A pesquisa de Freitas e Cunha19 teve como objetivo principal apresentar um estudo de modelagem de dados que tem como resultado o mapa de vulnerabilidade socioambiental de 17 concelhos da Região Centro de Portugal. São apresentadas as caracterizações dos concelhos em estudo, como subsídios para as análises de vulnerabilidade realizadas. A metodologia adotada para a análise da vulnerabilidade baseou-se em Análise Fatorial que agregou variáveis sociais e ambientais das seguintes naturezas: Economia e Condição de Vida, População, Saúde e Proteção Social, Condição de Alojamento e Edifícios, Condições Territoriais e Ambientais, Educação, Justiça, Agricultura.

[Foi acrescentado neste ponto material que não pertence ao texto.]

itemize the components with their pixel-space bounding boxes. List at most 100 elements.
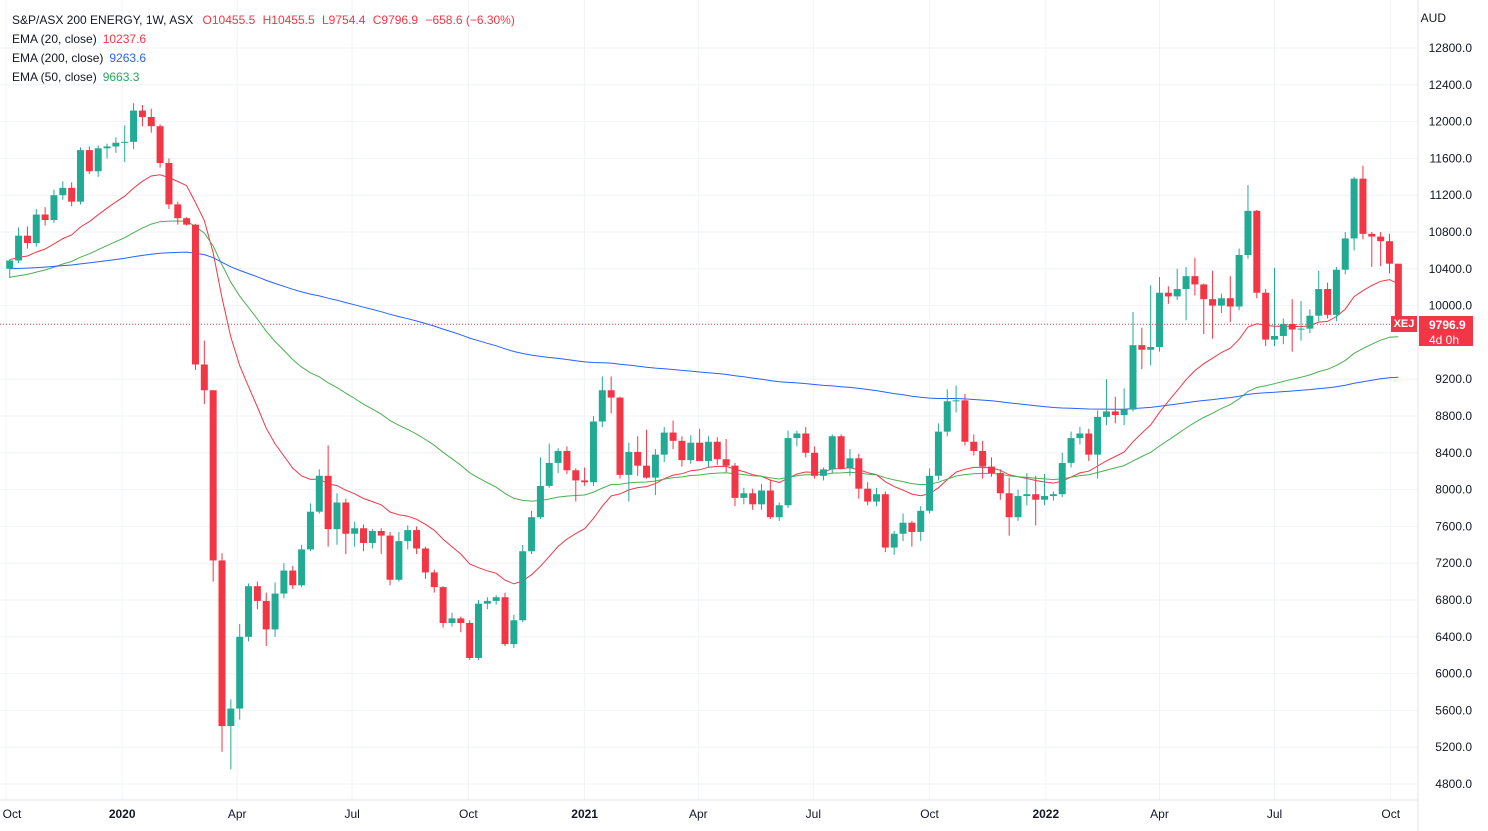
candle-body[interactable] bbox=[1005, 493, 1013, 518]
candle-body[interactable] bbox=[758, 490, 766, 505]
candle-body[interactable] bbox=[1173, 289, 1181, 297]
candle-body[interactable] bbox=[404, 530, 412, 542]
candle-body[interactable] bbox=[696, 442, 704, 462]
candle-body[interactable] bbox=[333, 502, 341, 530]
candle-body[interactable] bbox=[881, 494, 889, 548]
candle-body[interactable] bbox=[1226, 298, 1234, 307]
candle-body[interactable] bbox=[421, 548, 429, 573]
candle-body[interactable] bbox=[1138, 345, 1146, 350]
candle-body[interactable] bbox=[811, 452, 819, 476]
candle-body[interactable] bbox=[1217, 298, 1225, 306]
candle-body[interactable] bbox=[457, 618, 465, 623]
candle-body[interactable] bbox=[855, 458, 863, 489]
candle-body[interactable] bbox=[545, 462, 553, 486]
candle-body[interactable] bbox=[253, 586, 261, 601]
candle-body[interactable] bbox=[510, 620, 518, 645]
candle-body[interactable] bbox=[837, 436, 845, 469]
candle-body[interactable] bbox=[1368, 233, 1376, 237]
candle-body[interactable] bbox=[987, 466, 995, 474]
candle-body[interactable] bbox=[1262, 292, 1270, 340]
legend-ema20[interactable]: EMA (20, close) 10237.6 bbox=[12, 30, 519, 49]
candle-body[interactable] bbox=[351, 528, 359, 534]
candle-body[interactable] bbox=[713, 441, 721, 460]
candle-body[interactable] bbox=[1306, 315, 1314, 329]
candle-body[interactable] bbox=[625, 451, 633, 475]
candle-body[interactable] bbox=[581, 480, 589, 483]
candle-body[interactable] bbox=[607, 390, 615, 398]
candle-body[interactable] bbox=[262, 600, 270, 630]
candle-body[interactable] bbox=[368, 531, 376, 543]
candle-body[interactable] bbox=[1279, 324, 1287, 336]
candle-body[interactable] bbox=[76, 150, 84, 202]
candle-body[interactable] bbox=[1235, 255, 1243, 307]
candle-body[interactable] bbox=[236, 636, 244, 709]
candle-body[interactable] bbox=[1023, 494, 1031, 497]
candle-body[interactable] bbox=[687, 442, 695, 461]
candle-body[interactable] bbox=[191, 224, 199, 365]
candle-body[interactable] bbox=[85, 150, 93, 172]
candle-body[interactable] bbox=[138, 110, 146, 117]
candle-body[interactable] bbox=[271, 593, 279, 630]
candle-body[interactable] bbox=[50, 195, 58, 221]
candle-body[interactable] bbox=[1288, 324, 1296, 330]
candle-body[interactable] bbox=[864, 488, 872, 502]
candle-body[interactable] bbox=[218, 560, 226, 727]
candle-body[interactable] bbox=[483, 600, 491, 604]
candle-body[interactable] bbox=[298, 549, 306, 586]
candle-body[interactable] bbox=[112, 142, 120, 147]
candle-body[interactable] bbox=[793, 433, 801, 439]
candle-body[interactable] bbox=[23, 235, 31, 244]
candle-body[interactable] bbox=[466, 623, 474, 658]
candle-body[interactable] bbox=[395, 541, 403, 580]
candle-body[interactable] bbox=[227, 708, 235, 727]
candle-body[interactable] bbox=[828, 436, 836, 470]
candle-body[interactable] bbox=[1041, 496, 1049, 500]
candle-body[interactable] bbox=[1058, 462, 1066, 495]
candle-body[interactable] bbox=[289, 570, 297, 586]
candle-body[interactable] bbox=[1209, 299, 1217, 306]
candle-body[interactable] bbox=[961, 400, 969, 442]
candle-body[interactable] bbox=[846, 458, 854, 469]
candle-body[interactable] bbox=[598, 390, 606, 422]
candle-body[interactable] bbox=[386, 535, 394, 580]
candle-body[interactable] bbox=[1147, 347, 1155, 350]
candle-body[interactable] bbox=[563, 450, 571, 471]
candle-body[interactable] bbox=[1164, 292, 1172, 297]
candle-body[interactable] bbox=[704, 441, 712, 462]
candle-body[interactable] bbox=[315, 475, 323, 512]
candle-body[interactable] bbox=[651, 454, 659, 478]
candle-body[interactable] bbox=[1032, 494, 1040, 500]
candle-body[interactable] bbox=[68, 187, 76, 202]
candle-body[interactable] bbox=[802, 433, 810, 453]
candle-body[interactable] bbox=[377, 531, 385, 536]
candle-body[interactable] bbox=[342, 502, 350, 534]
candle-body[interactable] bbox=[749, 493, 757, 505]
candle-body[interactable] bbox=[678, 440, 686, 461]
candle-body[interactable] bbox=[1191, 276, 1199, 285]
currency-label[interactable]: AUD bbox=[1420, 11, 1446, 25]
candle-body[interactable] bbox=[519, 551, 527, 621]
candle-body[interactable] bbox=[174, 204, 182, 219]
candle-body[interactable] bbox=[1332, 269, 1340, 315]
candle-body[interactable] bbox=[1244, 210, 1252, 255]
candle-body[interactable] bbox=[1067, 438, 1075, 463]
candle-body[interactable] bbox=[1350, 178, 1358, 239]
candle-body[interactable] bbox=[872, 494, 880, 502]
candle-body[interactable] bbox=[280, 570, 288, 594]
candle-body[interactable] bbox=[970, 441, 978, 451]
candle-body[interactable] bbox=[528, 517, 536, 552]
candle-body[interactable] bbox=[439, 587, 447, 623]
candle-body[interactable] bbox=[501, 597, 509, 645]
candle-body[interactable] bbox=[731, 465, 739, 498]
candle-body[interactable] bbox=[775, 505, 783, 518]
candle-body[interactable] bbox=[413, 530, 421, 549]
candle-body[interactable] bbox=[183, 218, 191, 225]
candle-body[interactable] bbox=[634, 451, 642, 466]
candle-body[interactable] bbox=[1324, 289, 1332, 315]
candle-body[interactable] bbox=[784, 438, 792, 506]
candle-body[interactable] bbox=[448, 618, 456, 623]
candle-body[interactable] bbox=[1076, 433, 1084, 439]
candle-body[interactable] bbox=[766, 490, 774, 518]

Finalmente, no Brasil, no estado do Paraná, Furlan et al.20 utilizaram dados de Fragilidade física: Declividade, Drenagem, Ocorrência dos eventos; Fragilidade socioeconômica: Densidade populacional, Percentagem de população urbana e rural, Faixas etárias, Educação e Índice de GINI; Falta de resiliência: PIB per capita, Número de estabelecimentos de saúde, Razão de sexo, Razão de dependência. Há inúmeros outros exemplos que endossam esta abordagem.

Como pode ser visto nos exemplos citados, pesquisas europeias, brasileiras e estadunidenses têm sido elaboradas, agregando dados sociais e ambientais no intuito de predizer a vulnerabilidade socioambiental.

Conclusão

Pode-se concluir, portanto, que as inundações registradas no Estado do Rio de Janeiro são resultado de uma combinação da ocorrência de eventos extremos com as condições de vulnerabilidade do local. Assim, faz-se necessário o conhecimento espacial das áreas mais vulneráveis à ocorrência destes eventos, visando subsidiar a elaboração de planos de preparação e resposta para o enfrentamento destes eventos e consequente minimização dos seus riscos e impactos.

A utilização de variáveis sociais, socioeconômicas e demográficas, em conjunto com variáveis ambientais parecem, portanto, uma combinação que tende a predizer com algum nível de acurácia as situações de vulnerabilidade socioambiental e devem ser levadas em consideração pelos institutos que lidam com essas situações problemáticas no intuito de diminuírem os impactos das inundações.